10 tips for securing a graduate position

1. Work experience shows you have commitment and is a good way to make contacts that will in turn hopefully let you know about vacancies. Ernst and Young says more than a third of places in its graduate intake have gone to applicants who have carried out internships at the firm so it's worth applying for one if you can afford it.

2. Taking part in extra curricular activities at university looks good on your CV, shows you're good at time management and teaches you skills that will be useful in the work place. There are a multitude of different societies you can join, from a sports team to the student newspaper.

3. Your CV is the first thing an employer will see and it needs to look professional and efficient. Don't list every job you've had since you were 16 but pick out specific ones and list the skills you've learnt from each. Keep your CV and covering letter short, make sure your spelling and grammar is correct and always get someone else to check it.

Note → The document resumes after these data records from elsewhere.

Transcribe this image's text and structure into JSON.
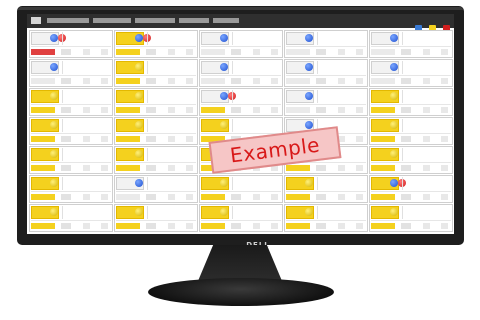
{
  "brand": {
    "label": "DELL"
  },
  "watermark": {
    "text": "Example"
  },
  "toolbar": {
    "legend_colors": [
      "#3a7bd5",
      "#f4d11e",
      "#d01e1e"
    ]
  },
  "tiles": [
    {
      "tag_yellow": false,
      "balls": [
        "blue",
        "red"
      ],
      "first_color": "r"
    },
    {
      "tag_yellow": true,
      "balls": [
        "blue",
        "red"
      ],
      "first_color": "y"
    },
    {
      "tag_yellow": false,
      "balls": [
        "blue"
      ],
      "first_color": ""
    },
    {
      "tag_yellow": false,
      "balls": [
        "blue"
      ],
      "first_color": ""
    },
    {
      "tag_yellow": false,
      "balls": [
        "blue"
      ],
      "first_color": ""
    },
    {
      "tag_yellow": false,
      "balls": [
        "blue"
      ],
      "first_color": ""
    },
    {
      "tag_yellow": true,
      "balls": [
        "yellow"
      ],
      "first_color": "y"
    },
    {
      "tag_yellow": false,
      "balls": [
        "blue"
      ],
      "first_color": ""
    },
    {
      "tag_yellow": false,
      "balls": [
        "blue"
      ],
      "first_color": ""
    },
    {
      "tag_yellow": false,
      "balls": [
        "blue"
      ],
      "first_color": ""
    },
    {
      "tag_yellow": true,
      "balls": [
        "yellow"
      ],
      "first_color": "y"
    },
    {
      "tag_yellow": true,
      "balls": [
        "yellow"
      ],
      "first_color": "y"
    },
    {
      "tag_yellow": false,
      "balls": [
        "blue",
        "red"
      ],
      "first_color": "y"
    },
    {
      "tag_yellow": false,
      "balls": [
        "blue"
      ],
      "first_color": ""
    },
    {
      "tag_yellow": true,
      "balls": [
        "yellow"
      ],
      "first_color": "y"
    },
    {
      "tag_yellow": true,
      "balls": [
        "yellow"
      ],
      "first_color": "y"
    },
    {
      "tag_yellow": true,
      "balls": [
        "yellow"
      ],
      "first_color": "y"
    },
    {
      "tag_yellow": true,
      "balls": [
        "yellow"
      ],
      "first_color": "y"
    },
    {
      "tag_yellow": false,
      "balls": [
        "blue"
      ],
      "first_color": ""
    },
    {
      "tag_yellow": true,
      "balls": [
        "yellow"
      ],
      "first_color": "y"
    },
    {
      "tag_yellow": true,
      "balls": [
        "yellow"
      ],
      "first_color": "y"
    },
    {
      "tag_yellow": true,
      "balls": [
        "yellow"
      ],
      "first_color": "y"
    },
    {
      "tag_yellow": true,
      "balls": [
        "yellow"
      ],
      "first_color": "y"
    },
    {
      "tag_yellow": true,
      "balls": [
        "yellow"
      ],
      "first_color": "y"
    },
    {
      "tag_yellow": true,
      "balls": [
        "yellow"
      ],
      "first_color": "y"
    },
    {
      "tag_yellow": true,
      "balls": [
        "yellow"
      ],
      "first_color": "y"
    },
    {
      "tag_yellow": false,
      "balls": [
        "blue"
      ],
      "first_color": ""
    },
    {
      "tag_yellow": true,
      "balls": [
        "yellow"
      ],
      "first_color": "y"
    },
    {
      "tag_yellow": true,
      "balls": [
        "yellow"
      ],
      "first_color": "y"
    },
    {
      "tag_yellow": true,
      "balls": [
        "blue",
        "red"
      ],
      "first_color": "y"
    },
    {
      "tag_yellow": true,
      "balls": [
        "yellow"
      ],
      "first_color": "y"
    },
    {
      "tag_yellow": true,
      "balls": [
        "yellow"
      ],
      "first_color": "y"
    },
    {
      "tag_yellow": true,
      "balls": [
        "yellow"
      ],
      "first_color": "y"
    },
    {
      "tag_yellow": true,
      "balls": [
        "yellow"
      ],
      "first_color": "y"
    },
    {
      "tag_yellow": true,
      "balls": [
        "yellow"
      ],
      "first_color": "y"
    }
  ]
}
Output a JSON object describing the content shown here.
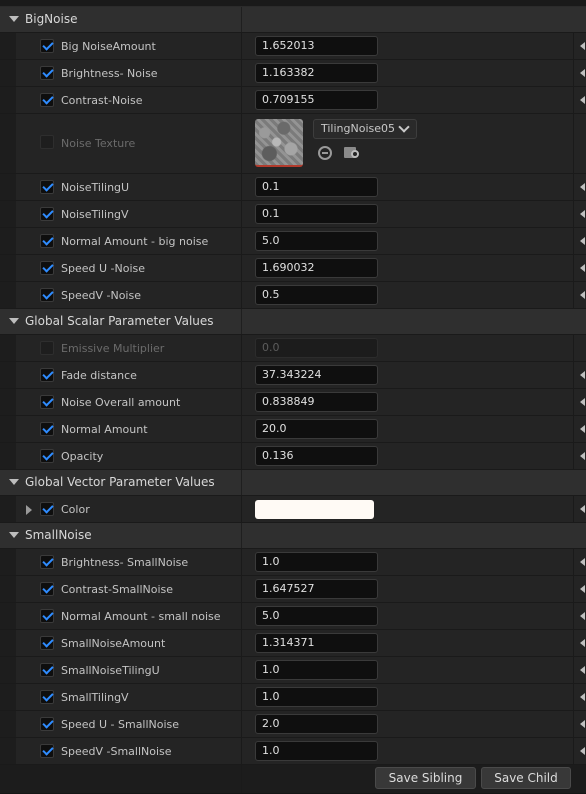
{
  "categories": {
    "big_noise": "BigNoise",
    "global_scalar": "Global Scalar Parameter Values",
    "global_vector": "Global Vector Parameter Values",
    "small_noise": "SmallNoise"
  },
  "big_noise": [
    {
      "label": "Big NoiseAmount",
      "value": "1.652013",
      "checked": true
    },
    {
      "label": "Brightness- Noise",
      "value": "1.163382",
      "checked": true
    },
    {
      "label": "Contrast-Noise",
      "value": "0.709155",
      "checked": true
    }
  ],
  "noise_texture": {
    "label": "Noise Texture",
    "checked": false,
    "asset": "TilingNoise05",
    "icons": [
      "use-selected-asset-icon",
      "browse-asset-icon"
    ]
  },
  "big_noise_2": [
    {
      "label": "NoiseTilingU",
      "value": "0.1",
      "checked": true
    },
    {
      "label": "NoiseTilingV",
      "value": "0.1",
      "checked": true
    },
    {
      "label": "Normal Amount - big noise",
      "value": "5.0",
      "checked": true
    },
    {
      "label": "Speed U -Noise",
      "value": "1.690032",
      "checked": true
    },
    {
      "label": "SpeedV -Noise",
      "value": "0.5",
      "checked": true
    }
  ],
  "global_scalar": [
    {
      "label": "Emissive Multiplier",
      "value": "0.0",
      "checked": false
    },
    {
      "label": "Fade distance",
      "value": "37.343224",
      "checked": true
    },
    {
      "label": "Noise Overall amount",
      "value": "0.838849",
      "checked": true
    },
    {
      "label": "Normal Amount",
      "value": "20.0",
      "checked": true
    },
    {
      "label": "Opacity",
      "value": "0.136",
      "checked": true
    }
  ],
  "global_vector": {
    "label": "Color",
    "checked": true,
    "color": "#fffaf5"
  },
  "small_noise": [
    {
      "label": "Brightness- SmallNoise",
      "value": "1.0",
      "checked": true
    },
    {
      "label": "Contrast-SmallNoise",
      "value": "1.647527",
      "checked": true
    },
    {
      "label": "Normal Amount - small noise",
      "value": "5.0",
      "checked": true
    },
    {
      "label": "SmallNoiseAmount",
      "value": "1.314371",
      "checked": true
    },
    {
      "label": "SmallNoiseTilingU",
      "value": "1.0",
      "checked": true
    },
    {
      "label": "SmallTilingV",
      "value": "1.0",
      "checked": true
    },
    {
      "label": "Speed U - SmallNoise",
      "value": "2.0",
      "checked": true
    },
    {
      "label": "SpeedV -SmallNoise",
      "value": "1.0",
      "checked": true
    }
  ],
  "footer": {
    "save_sibling": "Save Sibling",
    "save_child": "Save Child"
  },
  "colors": {
    "accent": "#2f8cff",
    "panel": "#242424",
    "header": "#2f2f2f"
  }
}
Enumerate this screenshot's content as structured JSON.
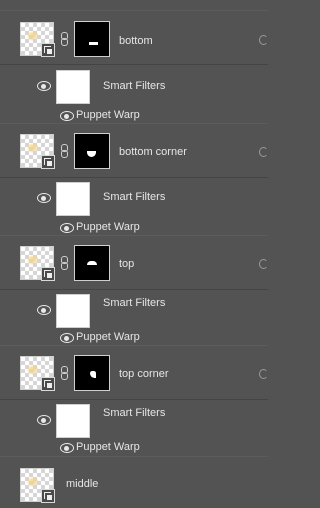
{
  "layers": [
    {
      "name": "bottom",
      "smart_filters": "Smart Filters",
      "filter": "Puppet Warp"
    },
    {
      "name": "bottom corner",
      "smart_filters": "Smart Filters",
      "filter": "Puppet Warp"
    },
    {
      "name": "top",
      "smart_filters": "Smart Filters",
      "filter": "Puppet Warp"
    },
    {
      "name": "top corner",
      "smart_filters": "Smart Filters",
      "filter": "Puppet Warp"
    },
    {
      "name": "middle"
    }
  ],
  "icons": {
    "visibility": "eye-icon",
    "link": "chain-link-icon",
    "smart_object": "smart-object-badge-icon",
    "layer_effects": "layer-effects-icon"
  },
  "colors": {
    "panel_background": "#535353",
    "text": "#e6e6e6"
  }
}
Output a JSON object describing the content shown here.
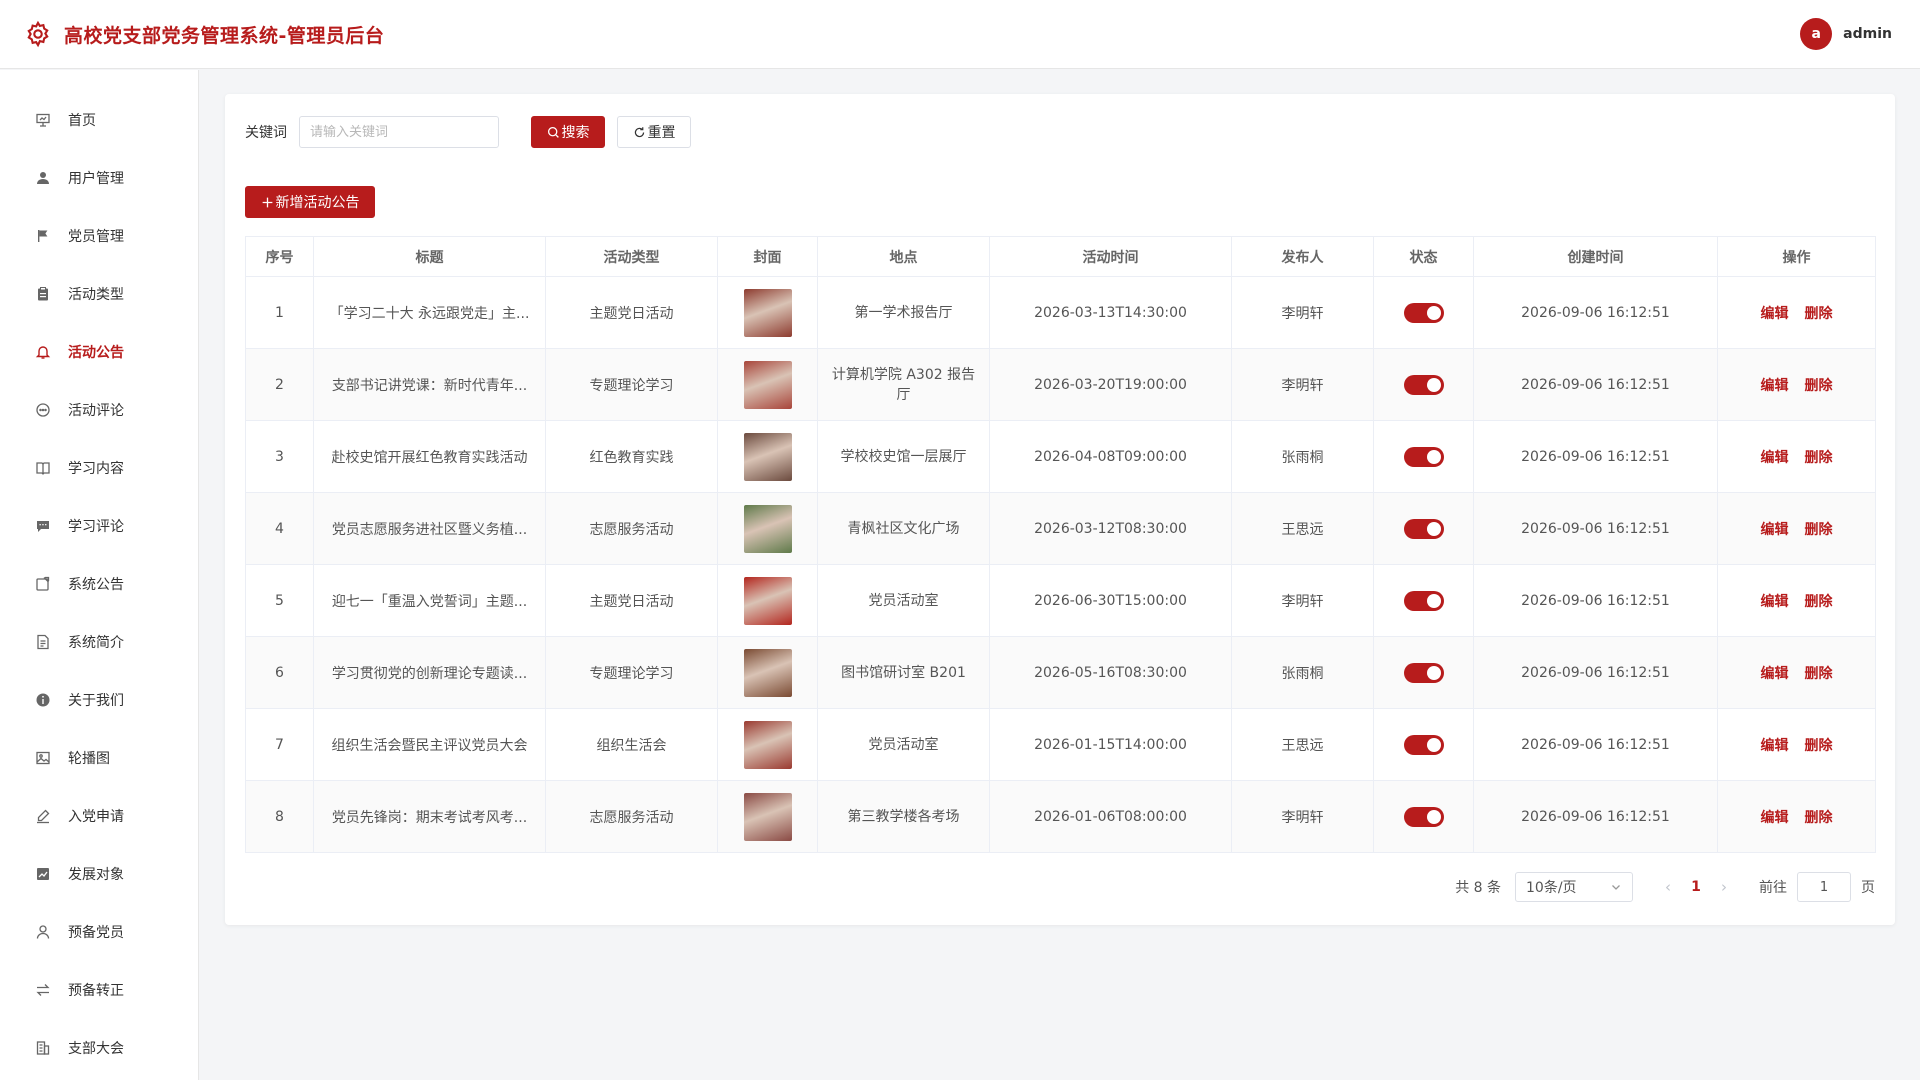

4. It's never too soon to start looking and contacting companies. If you know what you want to do, or the areas you're interested in, then do some research and find out what jobs are out there. Talk to everyone around you and learn from their experiences. The more contacts you have, the better chance you will have of getting a job when you graduate.

5. Make sure you're looking at graduate-entry jobs and be prepared that less than half of all graduates go straight into their chosen career.

6. If you get called for an interview, make sure you know everything you can about the company and prepare well before. It's helpful to write down 20 potential questions you think you might be asked and make sure you have a good answer for each. Also prepare some questions to ask the employer to show you're interested in the job.

7. First impressions are made within 30 seconds so look smart and presentable on the day of an interview. Bring extra copies of your CV and examples of your work to show the employer and make sure you maintain frequent eye contact and be confident and friendly.

8. Sometimes it might be necessary to go into further training, for example a postgraduate course, to find your dream job.

9. Careers fairs take place throughout the year and are a good arena for getting more information and meeting potential new employers. There are also several websites listing new graduate jobs, for example milkround.com, prospects.ac.uk and graduate-jobs.com, and for most you can set up alerts for any new vacancies listed.

10. Stay positive, the graduate job market is fiercely competitive and don't be too disheartened if you get rejected. You will find a job but it will take time, preparation and patience. A part-time job while you're looking for work will add to your skills set, as well as providing you with some extra cash, and there are other options to visit like volunteer work or teaching abroad which will all add an extra bow to your CV.